O Pale di San Martino, o vecchie, o patria!

O Pale di San Martino, o vecchie, o patria!

Cinquant’anni oggi, 6 settembre 1966, all’età di sessant’anni, il grande Dino Buzzati scriveva un profondo, stupendo addio ai monti; rivolgendosi in particolar modo a quelle Pale di San Martino alle quali così tanto aveva dato, dalle quali così tanto aveva ricevuto come uomo, come alpinista. Per quanto di me ritrovo nei suoi libri e nel suo modo di intendere e raccontare le Montagne, per essere tuttora mia irrinunciabile, primaria fonte di ispirazione, desidero oggi ricordare questo suo bellissimo scritto, certo che troverò molti tra voi che potranno apprezzarlo, una volta di più.

O Pale di San Martino, o vecchie, o patria!
In automobile io risalgo la valle e vi guardo, la mia giovinezza è lassù. E non è rimasto più niente.

Mi illudevo di lasciare per sempre qualcosa di me su quelle rocce così buone, solide e oneste, con preziosi piccoli intelligenti appigli al punto giusto, di scriverci qualcosa di me per sempre, e invece io passo di sotto in automobile e vi guardo e non tornerò, mai più tornerò sulle vostre pareti anche se al principio di ogni estate faccio proponimenti ridicoli di riscossa. Il camino della Rosetta! Dove – non avevo ancora vent’anni – mi trovai dinanzi alla bocca un mucchietto di materia cerebrale dai colori delicati. Il mio sacco da montagna che vola giù per l’orrenda parete del Cimone!

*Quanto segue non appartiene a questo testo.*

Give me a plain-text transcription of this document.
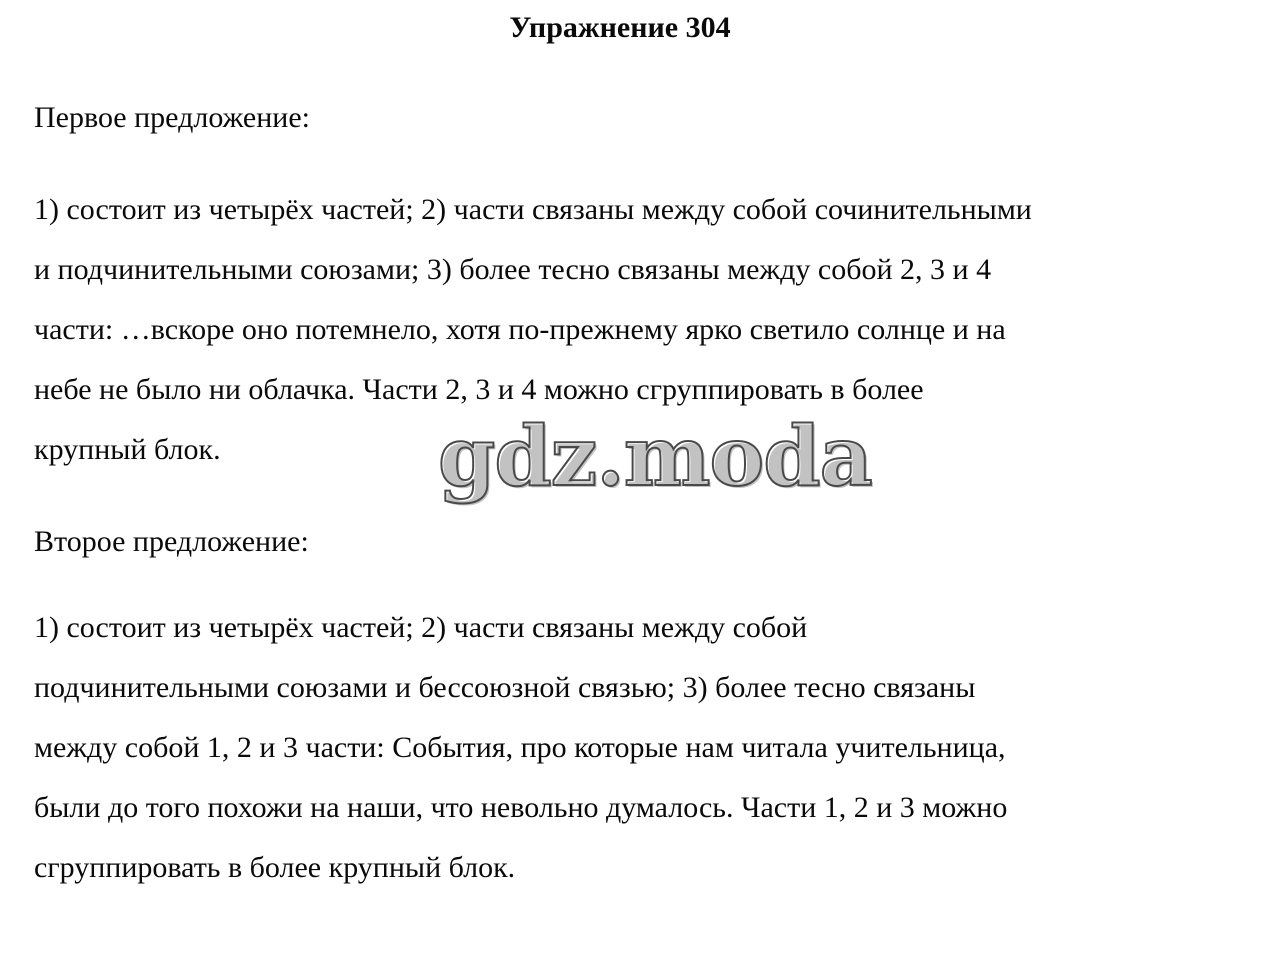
Упражнение 304

Первое предложение:

1) состоит из четырёх частей; 2) части связаны между собой сочинительными
и подчинительными союзами; 3) более тесно связаны между собой 2, 3 и 4
части: …вскоре оно потемнело, хотя по-прежнему ярко светило солнце и на
небе не было ни облачка. Части 2, 3 и 4 можно сгруппировать в более
крупный блок.

Второе предложение:

1) состоит из четырёх частей; 2) части связаны между собой
подчинительными союзами и бессоюзной связью; 3) более тесно связаны
между собой 1, 2 и 3 части: События, про которые нам читала учительница,
были до того похожи на наши, что невольно думалось. Части 1, 2 и 3 можно
сгруппировать в более крупный блок.

gdz.moda
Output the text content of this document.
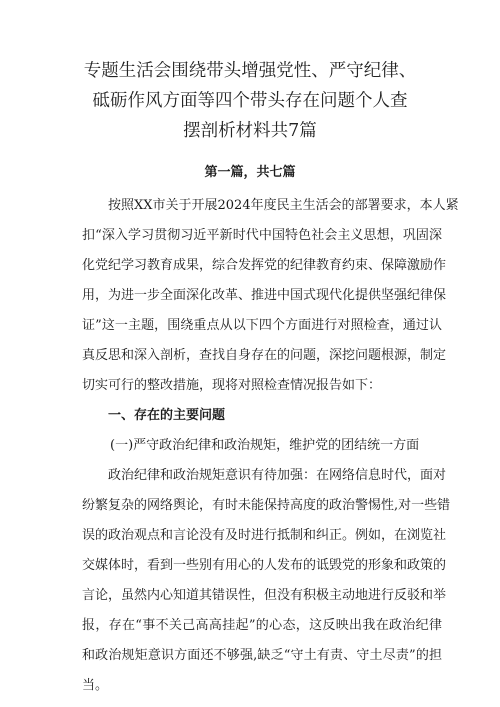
专题生活会围绕带头增强党性、严守纪律、
砥砺作风方面等四个带头存在问题个人查
摆剖析材料共7篇
第一篇，共七篇
按照XX市关于开展2024年度民主生活会的部署要求，本人紧
扣“深入学习贯彻习近平新时代中国特色社会主义思想，巩固深
化党纪学习教育成果，综合发挥党的纪律教育约束、保障激励作
用，为进一步全面深化改革、推进中国式现代化提供坚强纪律保
证”这一主题，围绕重点从以下四个方面进行对照检查，通过认
真反思和深入剖析，查找自身存在的问题，深挖问题根源，制定
切实可行的整改措施，现将对照检查情况报告如下：
一、存在的主要问题
(一)严守政治纪律和政治规矩，维护党的团结统一方面
政治纪律和政治规矩意识有待加强：在网络信息时代，面对
纷繁复杂的网络舆论，有时未能保持高度的政治警惕性,对一些错
误的政治观点和言论没有及时进行抵制和纠正。例如，在浏览社
交媒体时，看到一些别有用心的人发布的诋毁党的形象和政策的
言论，虽然内心知道其错误性，但没有积极主动地进行反驳和举
报，存在“事不关己高高挂起”的心态，这反映出我在政治纪律
和政治规矩意识方面还不够强,缺乏“守土有责、守土尽责”的担
当。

La guida alpina che dice, “mi dispiace, non ci credo, impossibile”, quando noi due ragazzi, Sandro Bortoli e io, salimmo sul Winklerkamin della Madonna, ah! E Gabriele Franceschini, guida, amico, spirito della terra, che a metà della Schleierkante, sul dorso dello smisurato pilastro, declama una sua sbilenca poesia: “Vagan pei boschi, siedon su rocce, volan per rivi e sentieri ombrosi.”. Impossibile. Non succederà più. Di me lassù non è rimasto niente. Mica che io sia stanco, o malato, o vecchio, figurarsi! Sempre in gamba come allora, occorre dirlo? Anche se sono passati settecento anni.

Siete voi, Pale, che non siete più le stesse. Da qualche anno siete cambiate. Perchè? Perchè siete diventate così grandi e alte di statura, che adesso non si arriva mai? Perchè siete diventate così ripide, proprio un’assurdità? E quando ci si avvicina all’attacco oggi viene meno il fiato? Chi può avere seriamente il desiderio di salirvi se non un pazzo? Perchè siete diventate così fragili, perfino il Campanile Pradidali che una volta era tutto di cristallo? Perfino la Torre di Valgrande che una volta era tutta di ferro? Perfino la “est” del Sass Maor che ai tempi antichi delle illusioni fantasticavo stupidamente di scalare? Perchè vi siete fatte così marce che appena a toccarvi crollate giù con orrendi schianti e frane di pietre, e viene la paura?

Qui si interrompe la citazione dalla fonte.